Age-related decline in sleep quality could be reversed
Researchers have suggested that age-related sleep decline can be prevented and might even be reversible.
To uncover basic age-related sleep mechanisms, the scientists at the Max Planck Institute (MPI) for Biology of Ageing in Cologne studied the fruit fly Drosophila melanogaster, a classical model organism in ageing research. "Drosophila's sleep has many features in common with that of humans, including the decline in quality", says Luke Tain of the MPI for Biology of Ageing.

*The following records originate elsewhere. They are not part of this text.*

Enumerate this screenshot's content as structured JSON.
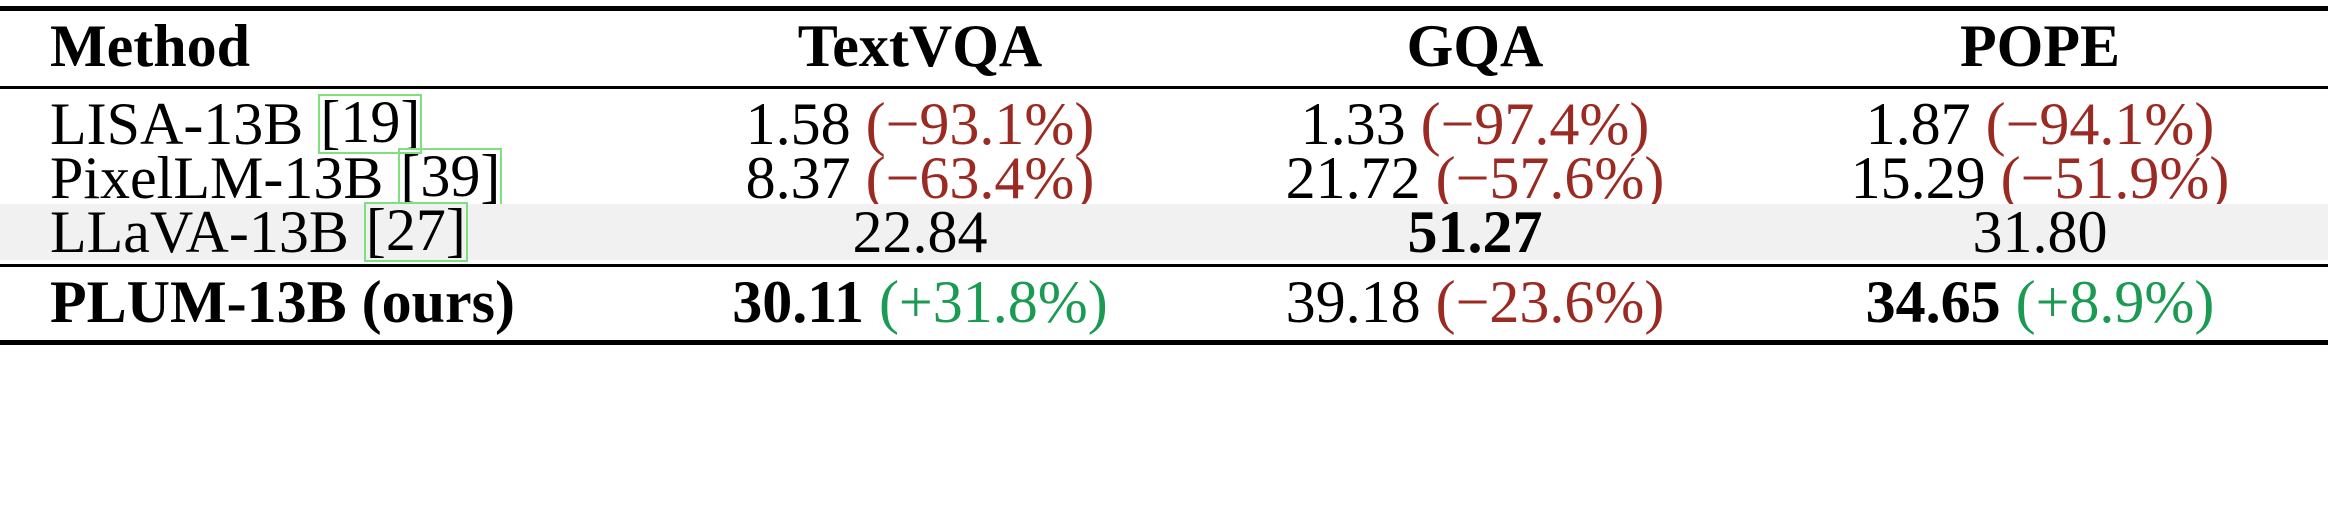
{
  "header": {
    "method": "Method",
    "col1": "TextVQA",
    "col2": "GQA",
    "col3": "POPE"
  },
  "rows": [
    {
      "name": "LISA-13B ",
      "cite": "[19]",
      "c1_val": "1.58",
      "c1_delta": "(−93.1%)",
      "c2_val": "1.33",
      "c2_delta": "(−97.4%)",
      "c3_val": "1.87",
      "c3_delta": "(−94.1%)"
    },
    {
      "name": "PixelLM-13B ",
      "cite": "[39]",
      "c1_val": "8.37",
      "c1_delta": "(−63.4%)",
      "c2_val": "21.72",
      "c2_delta": "(−57.6%)",
      "c3_val": "15.29",
      "c3_delta": "(−51.9%)"
    },
    {
      "name": "LLaVA-13B ",
      "cite": "[27]",
      "c1_val": "22.84",
      "c2_val": "51.27",
      "c3_val": "31.80"
    },
    {
      "name": "PLUM-13B (ours)",
      "c1_val": "30.11",
      "c1_delta": "(+31.8%)",
      "c2_val": "39.18",
      "c2_delta": "(−23.6%)",
      "c3_val": "34.65",
      "c3_delta": "(+8.9%)"
    }
  ],
  "colors": {
    "negative": "#9b2a23",
    "positive": "#1a9a52",
    "highlight_row": "#f1f1f1",
    "citation_box": "#7fe07f"
  }
}
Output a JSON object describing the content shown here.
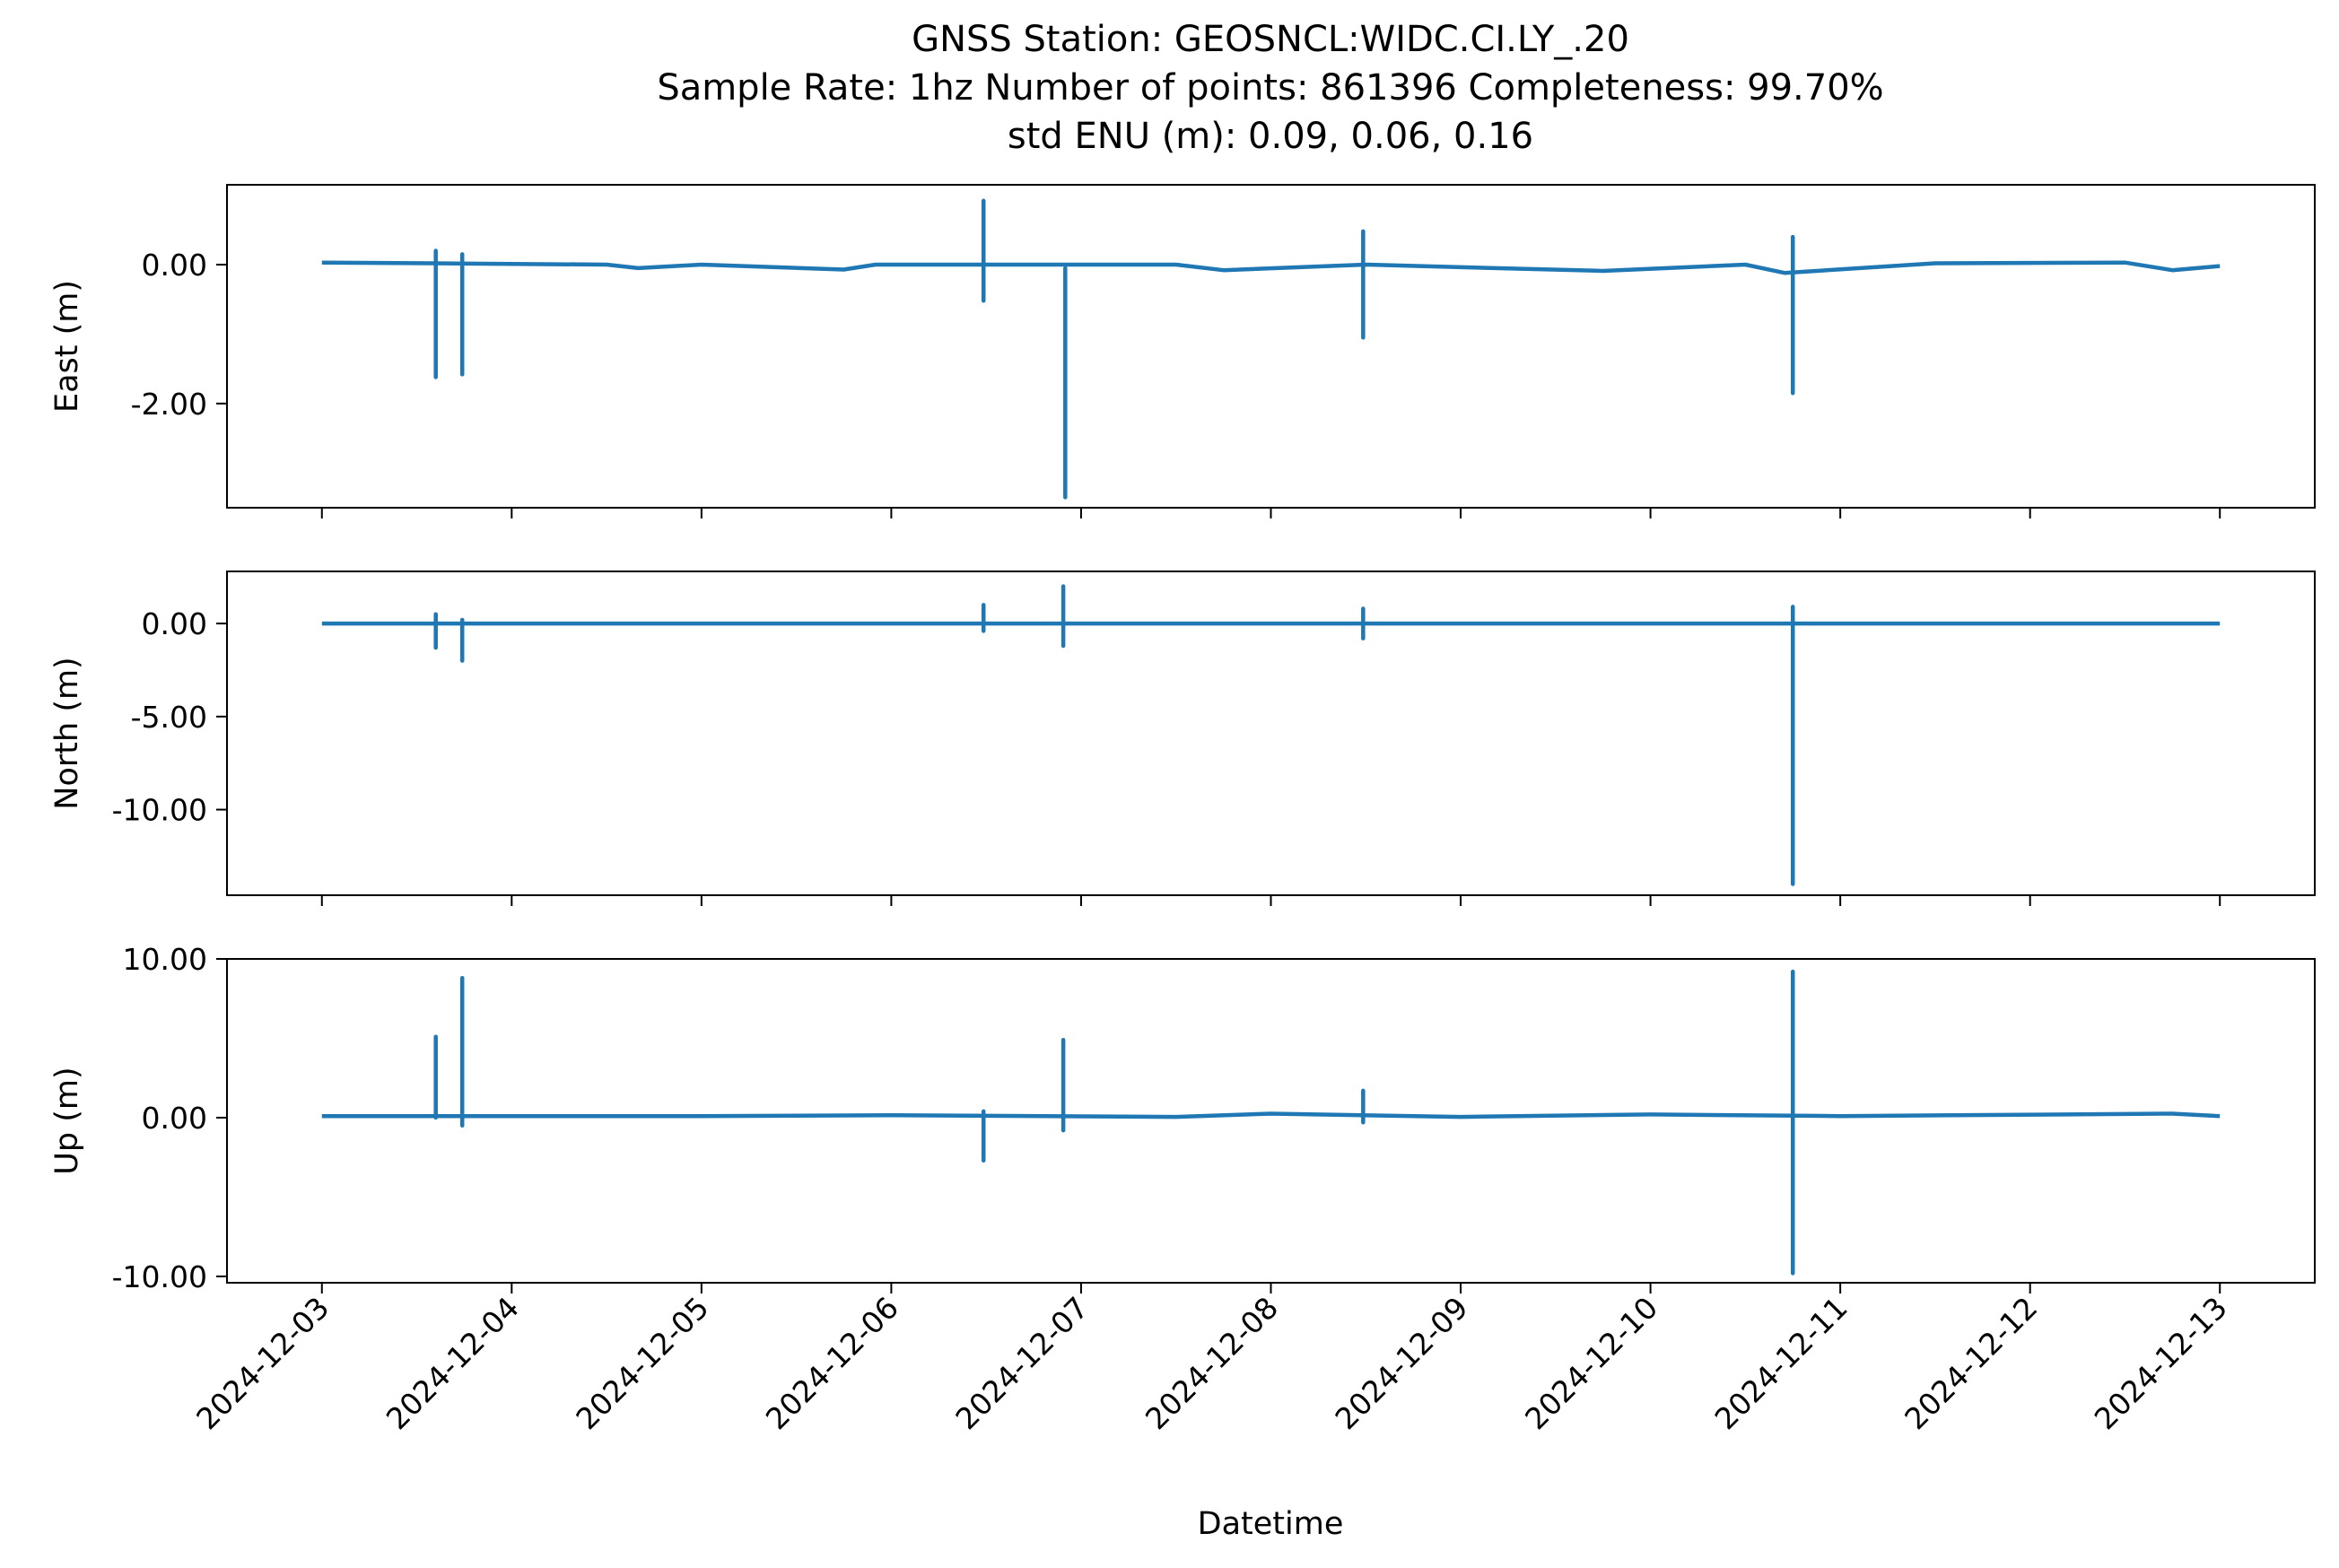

Tain said that like humans, flies sleep at night and are active during the day. We can observe when and how long flies sleep, asserting that they can also determine their sleep quality by measuring how often they wake. This allowed them to study the effects of specific substances or other sleep-influencing factors such as age and genetic disposition.
Ageing researchers Athanasios Metaxakis, Luke Tain, and Sebastian Gronke, in the department of MPI Director Linda Partridge, discovered that a reduced activity in the IIS signalling pathway leads to improved sleep quality at night and higher activity levels at day.
Moreover, the scientists found out that day activity and night sleep are regulated by two distinct signalling pathways, night sleep being mediated through TOR and dopaminergic signalling. Surprisingly, if TOR's activity is acutely inhibited by treatment with the therapeutic agent Rapamycin, sleep quality improves even in old flies, suggesting that age-related sleep decline is not only preventable, but also reversible.
The new study has been published in the journal PLOS Biology.